Iran spent years and billions of dollars building up the network of allies and proxies that Iran called ‘the axis of resistance’ that included Hezbollah in Lebanon and Hamas in Gaza and the West Bank to threaten and deter Israel. The Israelis have hit it very hard and effectively since the Gaza war started with the Hamas attacks of 7 October 2023.
But Iran is now demonstrating that a geographical feature, the narrow Strait of Hormuz, can be an even more effective deterrent and threat than its ruinously expensive system of military alliances. Iran can enforce its control of the Strait with cheap drones that can be launched from hundreds of kilometres away in Iran’s mountainous interior.
Allies get killed. Geography stays the same. Short of capturing and occupying the cliffs on either side of the Strait, and big stretch of Iranian land beyond them, the US and Israel – and the rest of the world – are discovering that the Iranian regime will demand a big say in the reopening the Strait of Hormuz.
As the former deputy commander of NATO, General Sir Richard Shirreff observed on the BBC’s Today Programme, any war game working through the consequences of an attack on Iran would have shown that the Islamic Revolutionary Guard Corps would close the Strait of Hormuz.

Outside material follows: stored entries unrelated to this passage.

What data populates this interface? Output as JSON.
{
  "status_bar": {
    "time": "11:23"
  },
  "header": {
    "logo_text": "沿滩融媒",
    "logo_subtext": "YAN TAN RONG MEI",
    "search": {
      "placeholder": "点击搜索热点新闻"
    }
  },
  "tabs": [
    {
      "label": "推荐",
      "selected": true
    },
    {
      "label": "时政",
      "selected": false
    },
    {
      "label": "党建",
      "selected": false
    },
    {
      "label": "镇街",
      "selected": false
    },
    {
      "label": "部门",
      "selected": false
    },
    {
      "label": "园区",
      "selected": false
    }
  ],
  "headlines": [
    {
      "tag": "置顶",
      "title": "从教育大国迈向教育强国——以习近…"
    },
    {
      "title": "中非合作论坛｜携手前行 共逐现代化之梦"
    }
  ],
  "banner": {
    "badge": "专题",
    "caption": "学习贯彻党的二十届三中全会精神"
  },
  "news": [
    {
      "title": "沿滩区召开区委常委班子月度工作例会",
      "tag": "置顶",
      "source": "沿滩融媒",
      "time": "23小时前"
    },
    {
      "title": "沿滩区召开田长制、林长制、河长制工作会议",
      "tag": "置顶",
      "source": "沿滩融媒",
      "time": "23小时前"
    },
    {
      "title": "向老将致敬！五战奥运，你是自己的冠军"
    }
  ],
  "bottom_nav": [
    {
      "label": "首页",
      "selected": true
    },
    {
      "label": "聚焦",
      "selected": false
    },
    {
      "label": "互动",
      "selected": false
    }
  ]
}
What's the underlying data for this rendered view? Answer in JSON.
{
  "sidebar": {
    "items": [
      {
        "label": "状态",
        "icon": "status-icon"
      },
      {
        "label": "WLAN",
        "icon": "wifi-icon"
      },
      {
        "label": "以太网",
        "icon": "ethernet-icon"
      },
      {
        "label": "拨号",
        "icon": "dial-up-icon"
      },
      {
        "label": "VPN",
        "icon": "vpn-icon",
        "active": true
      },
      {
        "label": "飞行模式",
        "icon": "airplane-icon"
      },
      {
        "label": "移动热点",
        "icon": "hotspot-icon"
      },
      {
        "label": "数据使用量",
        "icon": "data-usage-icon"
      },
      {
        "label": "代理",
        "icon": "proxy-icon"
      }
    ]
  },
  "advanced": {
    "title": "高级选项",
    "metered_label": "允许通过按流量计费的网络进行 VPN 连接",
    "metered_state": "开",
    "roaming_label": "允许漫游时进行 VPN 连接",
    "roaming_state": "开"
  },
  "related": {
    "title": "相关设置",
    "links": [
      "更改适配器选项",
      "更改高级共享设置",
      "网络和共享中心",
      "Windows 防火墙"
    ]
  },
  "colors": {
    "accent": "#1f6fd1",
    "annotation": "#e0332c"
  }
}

That gets back to the importance of planning how to start a war, how to end it and how to deal with the day after. Donald Trump and his inner circle, flushed with the prospect of a quick and easy victory, seem to have skipped those steps.
The ‘axis of resistance’ also includes the Houthis in Yemen. On Friday they fired a barrage of missiles at Israel for the first time since this war started with the airstrikes on Iran on 28 February. If the Houthis resume their attacks on shipping in the Red Sea, Saudi Arabia would lose its western sea route for oil exports to Asia.
The Red Sea has its own choke point, the Bab al Mandab strait, as important for world trade as the Strait of Hormuz. If the Houthis decide to escalate by attacking shipping in Bab al Mandab and further south, as they did during the Gaza war, they would cut off the route from Asia to Europe through the Suez Canal.
That would create an even worse global economic emergency.